More useful information on expenses
- You should be able to reclaim any expenses you paid for personally before your company was incorporated as long as certain conditions are met. See our guide to pre-trading expenses.
- If your company pays for services which benefit you personally, rather than the business, you and your company will be taxed on each ‘benefit in kind’.
- Examples include the provision of a company car, or where your company pays for your gym membership subscription.
- Consult HMRC’s A-Z of expenses and benefits for employees for further examples.
How does IR35 affect expenses?
If your contract work falls within the scope of the IR35 rules, you may be able to claim a fixed allowance, equal to 5% of the turnover of the contract in question, to cover the costs related to running a limited company.
However, since April 2021, you can only claim this allowance if you’re working for a ‘small company’ in the private sector.
If this is the case, you can still claim ‘Section 198′ expenses, such as travel, subsistence, and pension costs.

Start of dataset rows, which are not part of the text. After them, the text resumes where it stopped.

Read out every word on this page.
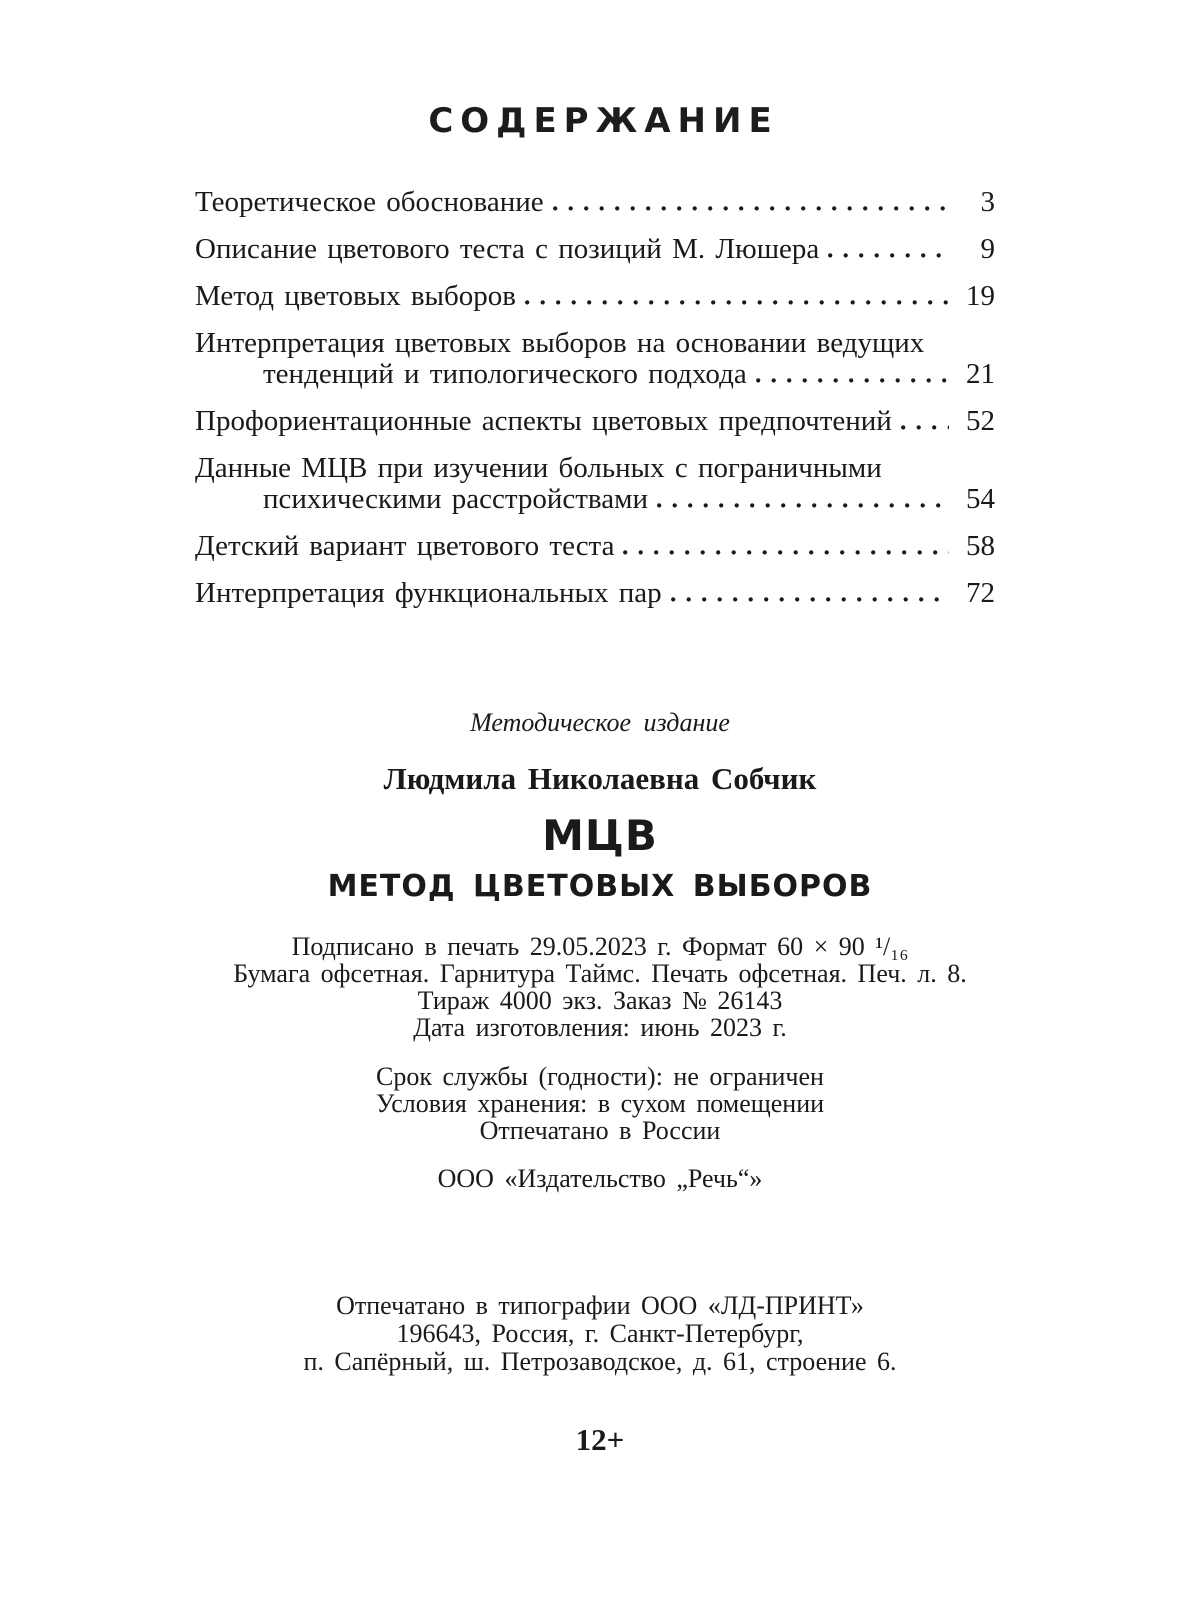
СОДЕРЖАНИЕ
Теоретическое обоснование	3
Описание цветового теста с позиций М. Люшера	9
Метод цветовых выборов	19
Интерпретация цветовых выборов на основании ведущих
тенденций и типологического подхода	21
Профориентационные аспекты цветовых предпочтений	52
Данные МЦВ при изучении больных с пограничными
психическими расстройствами	54
Детский вариант цветового теста	58
Интерпретация функциональных пар	72
Методическое издание
Людмила Николаевна Собчик
МЦВ
МЕТОД ЦВЕТОВЫХ ВЫБОРОВ
Подписано в печать 29.05.2023 г. Формат 60 × 90 ¹/₁₆
Бумага офсетная. Гарнитура Таймс. Печать офсетная. Печ. л. 8.
Тираж 4000 экз. Заказ № 26143
Дата изготовления: июнь 2023 г.
Срок службы (годности): не ограничен
Условия хранения: в сухом помещении
Отпечатано в России
ООО «Издательство „Речь“»
Отпечатано в типографии ООО «ЛД-ПРИНТ»
196643, Россия, г. Санкт-Петербург,
п. Сапёрный, ш. Петрозаводское, д. 61, строение 6.
12+
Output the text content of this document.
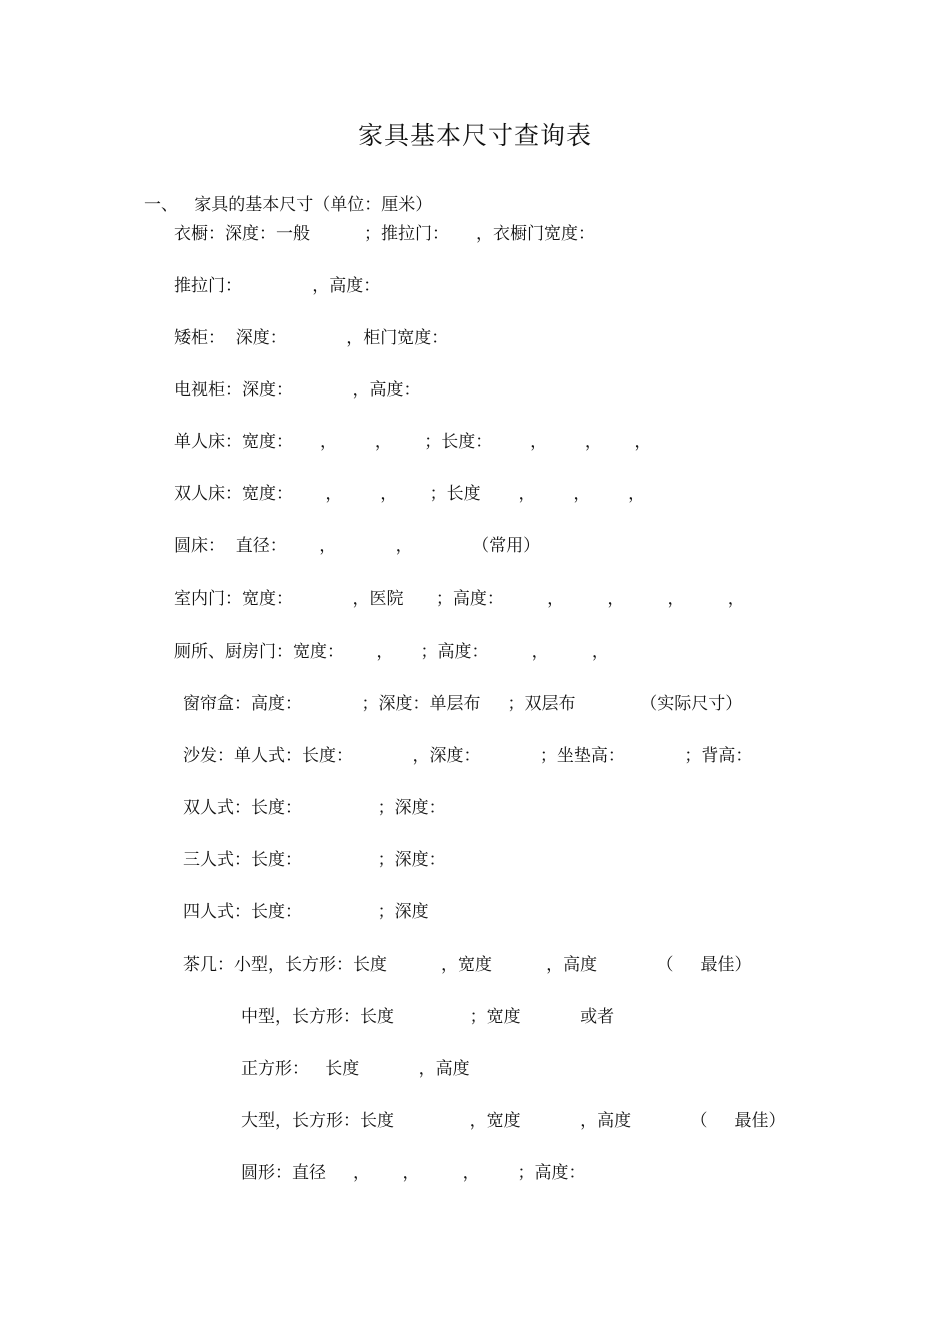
家具基本尺寸查询表
一、   家具的基本尺寸（单位：厘米）
衣橱：深度：一般          ；推拉门：     ，衣橱门宽度：
推拉门：             ，高度：
矮柜：  深度：           ，柜门宽度：
电视柜：深度：           ，高度：
单人床：宽度：     ，       ，      ；长度：       ，       ，      ，
双人床：宽度：      ，       ，      ；长度       ，       ，       ，
圆床：  直径：      ，           ，           （常用）
室内门：宽度：           ，医院      ；高度：        ，        ，        ，        ，
厕所、厨房门：宽度：      ，     ；高度：        ，        ，
窗帘盒：高度：           ；深度：单层布     ；双层布            （实际尺寸）
沙发：单人式：长度：           ，深度：           ；坐垫高：           ；背高：
双人式：长度：              ；深度：
三人式：长度：              ；深度：
四人式：长度：              ；深度
茶几：小型，长方形：长度          ，宽度          ，高度           （     最佳）
中型，长方形：长度              ；宽度           或者
正方形：   长度           ，高度
大型，长方形：长度              ，宽度           ，高度           （     最佳）
圆形：直径     ，      ，        ，       ；高度：
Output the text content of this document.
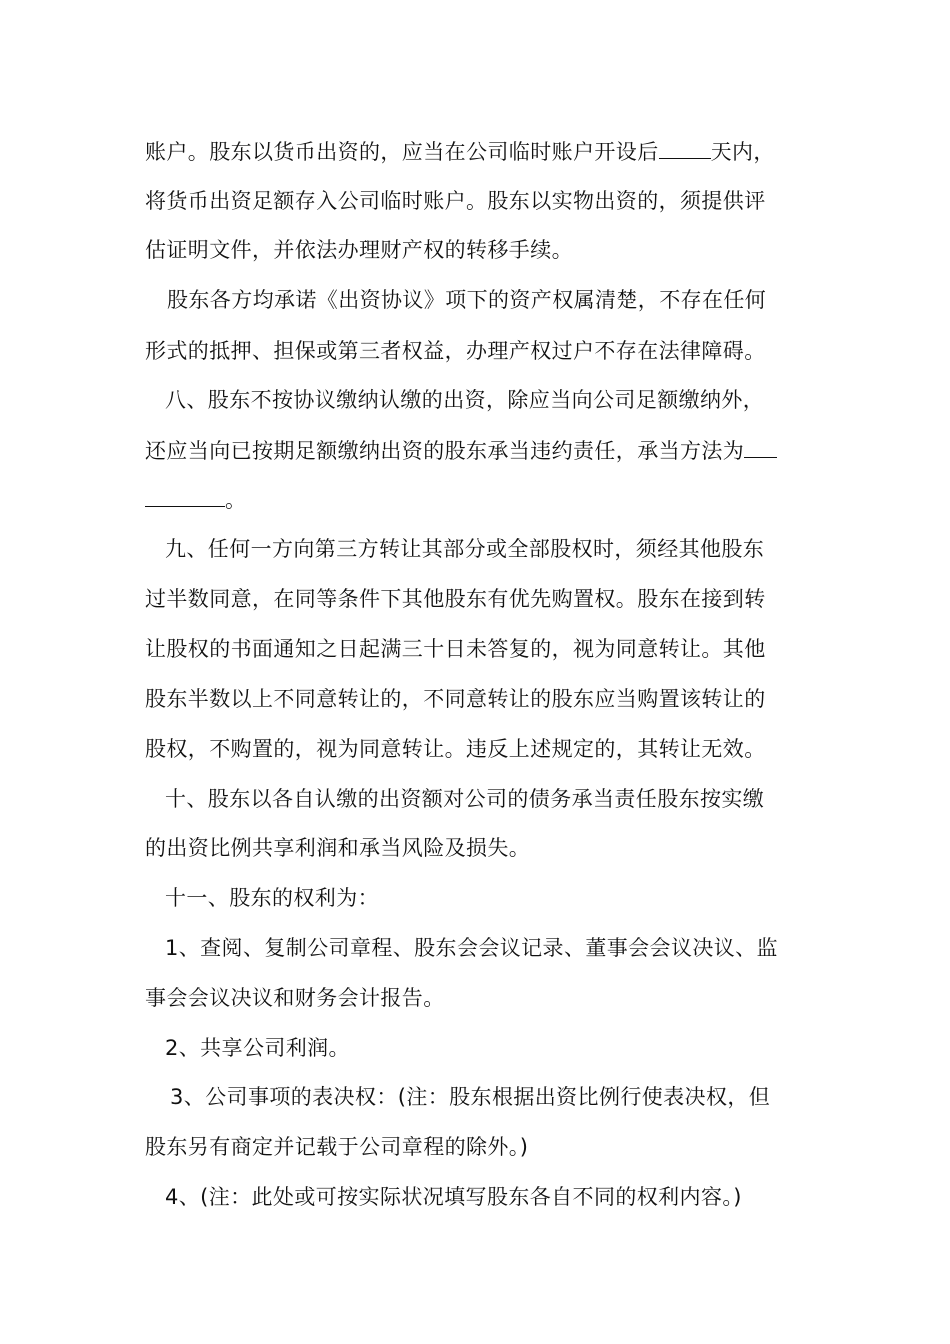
账户。股东以货币出资的，应当在公司临时账户开设后 天内，
将货币出资足额存入公司临时账户。股东以实物出资的，须提供评
估证明文件，并依法办理财产权的转移手续。
股东各方均承诺《出资协议》项下的资产权属清楚，不存在任何
形式的抵押、担保或第三者权益，办理产权过户不存在法律障碍。
八、股东不按协议缴纳认缴的出资，除应当向公司足额缴纳外，
还应当向已按期足额缴纳出资的股东承当违约责任，承当方法为
。
九、任何一方向第三方转让其部分或全部股权时，须经其他股东
过半数同意，在同等条件下其他股东有优先购置权。股东在接到转
让股权的书面通知之日起满三十日未答复的，视为同意转让。其他
股东半数以上不同意转让的，不同意转让的股东应当购置该转让的
股权，不购置的，视为同意转让。违反上述规定的，其转让无效。
十、股东以各自认缴的出资额对公司的债务承当责任股东按实缴
的出资比例共享利润和承当风险及损失。
十一、股东的权利为：
1、查阅、复制公司章程、股东会会议记录、董事会会议决议、监
事会会议决议和财务会计报告。
2、共享公司利润。
3、公司事项的表决权：(注：股东根据出资比例行使表决权，但
股东另有商定并记载于公司章程的除外。)
4、(注：此处或可按实际状况填写股东各自不同的权利内容。)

In all other cases – where your contract work is caught by IR35 – your ability to offset expenses via your company is limited and the rules are strict. Your ability to claim expenses is effectively the same as a traditional ’employee’, although – unfortunately – you cannot claim for things like subsistence and travel to and from the workplace.
If your work is caught by IR35, make sure you ask your accountant if you have any questions about expenses.
The rules which govern expense claims are complex, so we’d recommend contacting an accountant if you have any concerns. Don’t rely solely on information included in this guide.